Sheila ignored her. "It's a fairly typical gut response, you know, but you have to unpack it, look at what's in there, look at your real motives for doing it. You mentioned your sister's pregnant?"

Maureen nodded.

"Baby's important," said Sheila, "but probably not as important as it seems. It might be an excuse, you know, to do what you want to do anyway. If you don't value yourself enough to make a stand but you're still angry, you might be channeling it into saving someone else. It's easy to confuse what's good for Baby and what you want. People do that all the time. Have you phoned Social Services about Baby?"

"If I do they'll tell the police," said Maureen, uncomfortable with Sheila's reference to the child as if it were Lord High Muck-a-Muck.

"Is that out of the question? Filing a report doesn't mean you go to court."

"I've had trouble with the police," said Maureen.

Sheila looked at the tip of her cigarette and Maureen could tell she was wondering whether to say it.

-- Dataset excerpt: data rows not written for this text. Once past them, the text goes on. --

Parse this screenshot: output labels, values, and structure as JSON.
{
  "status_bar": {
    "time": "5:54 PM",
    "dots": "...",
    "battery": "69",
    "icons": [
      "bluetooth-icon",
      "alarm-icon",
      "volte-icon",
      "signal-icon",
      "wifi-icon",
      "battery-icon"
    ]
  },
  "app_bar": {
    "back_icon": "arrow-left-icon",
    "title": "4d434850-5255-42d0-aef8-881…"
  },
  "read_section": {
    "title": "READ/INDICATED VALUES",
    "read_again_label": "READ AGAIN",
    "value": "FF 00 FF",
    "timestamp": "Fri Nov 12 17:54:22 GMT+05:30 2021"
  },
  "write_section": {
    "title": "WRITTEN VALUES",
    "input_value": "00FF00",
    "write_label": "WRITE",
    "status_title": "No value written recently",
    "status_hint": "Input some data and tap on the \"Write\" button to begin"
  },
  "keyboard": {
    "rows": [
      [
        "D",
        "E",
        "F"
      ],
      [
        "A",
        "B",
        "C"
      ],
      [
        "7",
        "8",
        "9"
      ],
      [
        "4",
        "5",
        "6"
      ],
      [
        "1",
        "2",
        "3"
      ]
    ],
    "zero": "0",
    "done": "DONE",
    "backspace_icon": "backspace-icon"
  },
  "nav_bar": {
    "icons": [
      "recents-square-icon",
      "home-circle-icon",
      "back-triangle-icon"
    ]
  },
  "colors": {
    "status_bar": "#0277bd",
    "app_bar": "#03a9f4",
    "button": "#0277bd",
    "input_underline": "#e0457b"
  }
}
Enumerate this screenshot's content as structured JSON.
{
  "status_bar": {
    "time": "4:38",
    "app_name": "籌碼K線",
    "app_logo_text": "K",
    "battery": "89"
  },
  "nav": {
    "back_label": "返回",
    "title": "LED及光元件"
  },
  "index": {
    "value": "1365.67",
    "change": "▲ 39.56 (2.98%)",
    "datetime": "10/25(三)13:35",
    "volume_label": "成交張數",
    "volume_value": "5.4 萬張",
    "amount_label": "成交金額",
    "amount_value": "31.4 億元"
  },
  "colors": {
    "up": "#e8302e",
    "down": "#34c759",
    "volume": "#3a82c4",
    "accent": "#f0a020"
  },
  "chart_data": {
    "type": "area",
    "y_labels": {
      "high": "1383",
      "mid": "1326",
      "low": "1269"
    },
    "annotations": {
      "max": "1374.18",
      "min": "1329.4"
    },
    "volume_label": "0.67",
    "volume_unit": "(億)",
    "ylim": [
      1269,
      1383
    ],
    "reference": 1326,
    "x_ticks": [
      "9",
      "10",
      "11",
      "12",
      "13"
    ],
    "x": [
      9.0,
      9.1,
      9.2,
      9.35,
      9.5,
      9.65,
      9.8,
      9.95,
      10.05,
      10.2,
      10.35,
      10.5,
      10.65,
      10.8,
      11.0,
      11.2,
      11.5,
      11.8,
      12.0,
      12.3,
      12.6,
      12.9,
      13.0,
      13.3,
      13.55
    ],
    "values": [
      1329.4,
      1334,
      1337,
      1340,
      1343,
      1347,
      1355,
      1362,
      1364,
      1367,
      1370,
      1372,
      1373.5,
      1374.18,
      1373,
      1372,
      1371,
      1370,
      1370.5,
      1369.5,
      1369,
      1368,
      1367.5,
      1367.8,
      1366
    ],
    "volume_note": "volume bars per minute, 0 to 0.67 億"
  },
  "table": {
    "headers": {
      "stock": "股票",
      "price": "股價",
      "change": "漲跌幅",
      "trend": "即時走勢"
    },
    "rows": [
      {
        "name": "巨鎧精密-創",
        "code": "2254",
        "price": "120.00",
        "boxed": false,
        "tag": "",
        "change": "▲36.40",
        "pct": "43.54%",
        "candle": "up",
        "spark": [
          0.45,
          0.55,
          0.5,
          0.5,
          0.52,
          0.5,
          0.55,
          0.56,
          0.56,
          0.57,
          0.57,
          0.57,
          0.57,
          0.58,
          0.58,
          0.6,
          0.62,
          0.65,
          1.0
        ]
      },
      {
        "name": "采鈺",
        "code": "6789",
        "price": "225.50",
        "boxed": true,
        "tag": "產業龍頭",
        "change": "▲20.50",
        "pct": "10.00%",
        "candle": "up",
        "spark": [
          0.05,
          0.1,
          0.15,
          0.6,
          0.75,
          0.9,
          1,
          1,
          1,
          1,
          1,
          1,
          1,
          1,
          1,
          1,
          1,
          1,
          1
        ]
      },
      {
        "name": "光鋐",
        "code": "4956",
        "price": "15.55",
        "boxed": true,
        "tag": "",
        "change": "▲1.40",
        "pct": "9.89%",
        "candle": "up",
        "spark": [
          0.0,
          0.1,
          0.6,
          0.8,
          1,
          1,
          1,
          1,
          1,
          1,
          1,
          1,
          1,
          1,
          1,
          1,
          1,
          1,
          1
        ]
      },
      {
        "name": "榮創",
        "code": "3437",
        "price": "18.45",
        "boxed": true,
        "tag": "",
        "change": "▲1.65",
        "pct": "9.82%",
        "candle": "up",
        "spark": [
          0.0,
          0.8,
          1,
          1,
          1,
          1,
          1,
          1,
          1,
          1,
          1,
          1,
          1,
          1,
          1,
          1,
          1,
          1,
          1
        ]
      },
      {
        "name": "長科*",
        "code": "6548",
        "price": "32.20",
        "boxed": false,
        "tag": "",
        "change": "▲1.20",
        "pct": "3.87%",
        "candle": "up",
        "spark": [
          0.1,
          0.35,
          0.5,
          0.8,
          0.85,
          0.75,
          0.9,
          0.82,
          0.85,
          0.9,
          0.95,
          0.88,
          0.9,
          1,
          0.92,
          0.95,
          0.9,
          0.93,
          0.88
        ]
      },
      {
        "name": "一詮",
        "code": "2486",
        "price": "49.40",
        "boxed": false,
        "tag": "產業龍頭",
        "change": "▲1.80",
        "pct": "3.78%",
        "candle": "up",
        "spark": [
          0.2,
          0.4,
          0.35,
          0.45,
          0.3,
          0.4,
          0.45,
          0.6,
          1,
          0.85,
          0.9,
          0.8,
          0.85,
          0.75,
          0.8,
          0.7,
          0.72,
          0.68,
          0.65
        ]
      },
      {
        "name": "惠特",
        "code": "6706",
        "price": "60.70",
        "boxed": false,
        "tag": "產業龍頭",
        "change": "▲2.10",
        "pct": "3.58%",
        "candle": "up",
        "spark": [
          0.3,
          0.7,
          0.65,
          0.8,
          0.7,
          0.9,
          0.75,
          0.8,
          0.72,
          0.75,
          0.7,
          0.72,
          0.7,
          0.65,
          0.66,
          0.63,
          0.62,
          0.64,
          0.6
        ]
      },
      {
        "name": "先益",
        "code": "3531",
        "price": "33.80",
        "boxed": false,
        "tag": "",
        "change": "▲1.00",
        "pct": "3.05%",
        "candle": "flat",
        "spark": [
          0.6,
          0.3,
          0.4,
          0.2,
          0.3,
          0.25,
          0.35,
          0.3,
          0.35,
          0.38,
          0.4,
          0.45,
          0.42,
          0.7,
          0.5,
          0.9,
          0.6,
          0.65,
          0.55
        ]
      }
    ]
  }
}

"I know Hugh's a policeman," said Maureen. "I've been interviewed by the police and it was fucking horrible. You know how hard it is to talk about it. The very last thing I ever want to do is to try and explain it all to them."

Sheila nodded. "Maureen," she said, "think about this. You're more than the sum of his actions, much more. Look, you haven't been in the group that long but we do make progress. We can recover. He's already stolen your childhood, don't give him your adulthood as well."

Maureen was dismayed that Sheila didn't understand. "Sheila, he's got my adulthood. I see him everywhere, I feel him everywhere. I can't have a relationship with a man because of it, I can't hold down a job. I don't know why my friends stay with me, I can't even look at myself in a normal mirror. D'ye understand? I have to use a magnifying mirror because I can't stand looking at more than a wee fragment of my face at a time."